Kitchen cooking competence! - More topical than ever
Since October 2011, "Culinary Medicine Germany" (formerly CookUOS) has been offering -. Cooking in the context of nutrition, health literacy and education for sustainable development offered. Until 2014 at the Institute for Health Research and Education at the University of Osnabrück and since 2015 closely interlinked with the Institute for Nutritional Medicine at the Georg-August University of Göttingen, University Medical Centre. The target groups are currently students in the clinical section of medical studies and medical professions as well as students and professionals in the health and nutrition professions.
Via the guiding motto "Kitchen Cooking Competence" On the one hand, multipliers are trained through practice-oriented seminars (special cooking courses) in "Teaching Kitchens" with an upstream theoretical part, and on the other hand, the general public is informed and sensitised through innovative science communication formats, e.g. "T to the power of 3" on current nutrition-related topics.
Cooking and eating are real-life and tangible activities to teach important topics and knowledge. Through the theory-practice link with a highly emotional and social activity that is inert to everyone, Culinary Medicine cooking courses can be used as a vehicle to bring science closer to the participants. Through practical tasks, they develop creative and decision-making skills, self-responsibility and self-efficacy.
During interdisciplinary colloquia, Culinary Medicine initiates a multi-professional and interdisciplinary exchange between participants through a mandatory transdisciplinary change of perspective.
Culinary Medicine stands for the implementation of more theory-practice-based approaches in higher education to attract multipliers. A cooking course following theoretical lectures in university curricula promotes knowledge, competencies and skills that we need now and in the future to achieve the ambitious goals on food security and climate protection. It also identifies opportunities for research and options to promote knowledge transfer within this process from science to society and vice versa.
Read an overview of the experiences from years of successful implementation here.

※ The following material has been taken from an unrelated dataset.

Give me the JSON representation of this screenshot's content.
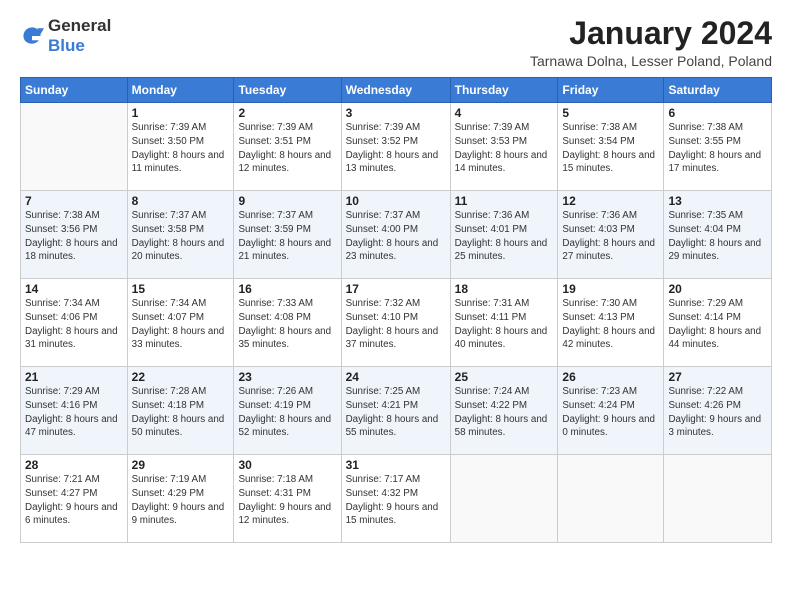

Ellrott, T., & Neumann, U. (2020). Innovation for medical studies: Culinary Medicine piloted as a compulsory elective subject at the University Medical Center Göttingen. Retrieved from https://idw-online.de/de/news759813
Neumann, U. (2018). Cooking Courses in Higher Education: A Method to Foster Education for Sustainable Development and Promoting Sustainable Development Goals. (In: Leal Filho W. (eds) Handbook of Sustainability Science and Research. World Sustainability Series). Cham, Switzerland, pp. 827-848. Retrieved from https://link.springer.com/chapter/10.1007/978-3-319-63007-6_50
Neumann, U., Gillen, O. M., & Behrens, S. (2016). Discovering the value of food. Education for Sustainable Development (CookUOS project). Bible and Liturgy: ... in Cultural Spaces, 89(4), 288-294.
Neumann, U. (2014). CookUOS - Seminar-accompanying cooking course as sustainable multiplier training of student teachers for health, nutrition, consumer and environmental education. In C. Schoch (Ed.), Proceedings of the German Nutrition Society: Vol. 19. abstract volume of the 51st Scientific Congress: [from 12 - 14 March 2014 at the University of Paderborn] (pp. 30-31). Bonn.
Neumann, U. (2012). CookUOS - Seminar Accompanying Cooking Course as Sustainable Multiplier Training of Student Teachers for Health Education, Nutrition and Environmental Awareness: An Innovative, Interdisciplinary Approach in University Teacher Training? In Hans-Rüdiger Müller (Chair), Erziehungswissenschaftliche Grenzgänge 23rd Congress of the DGfE, 12 - 14 March 2012, Osnabrück. Symposium conducted at the meeting of Institut für Erziehungswissenschaft der Universität Osnabrück.
Neumann, U. (2014). Use of teaching kitchens in university teacher training in the context of health, nutrition, consumer and environmental education. In C. Schoch (Ed.), Proceedings of the German Nutrition Society: Vol. 19. abstract volume of the 51st Scientific Congress: [held 12 - 14 March 2014 at the University of Paderborn] (pp. 97-99). Bonn.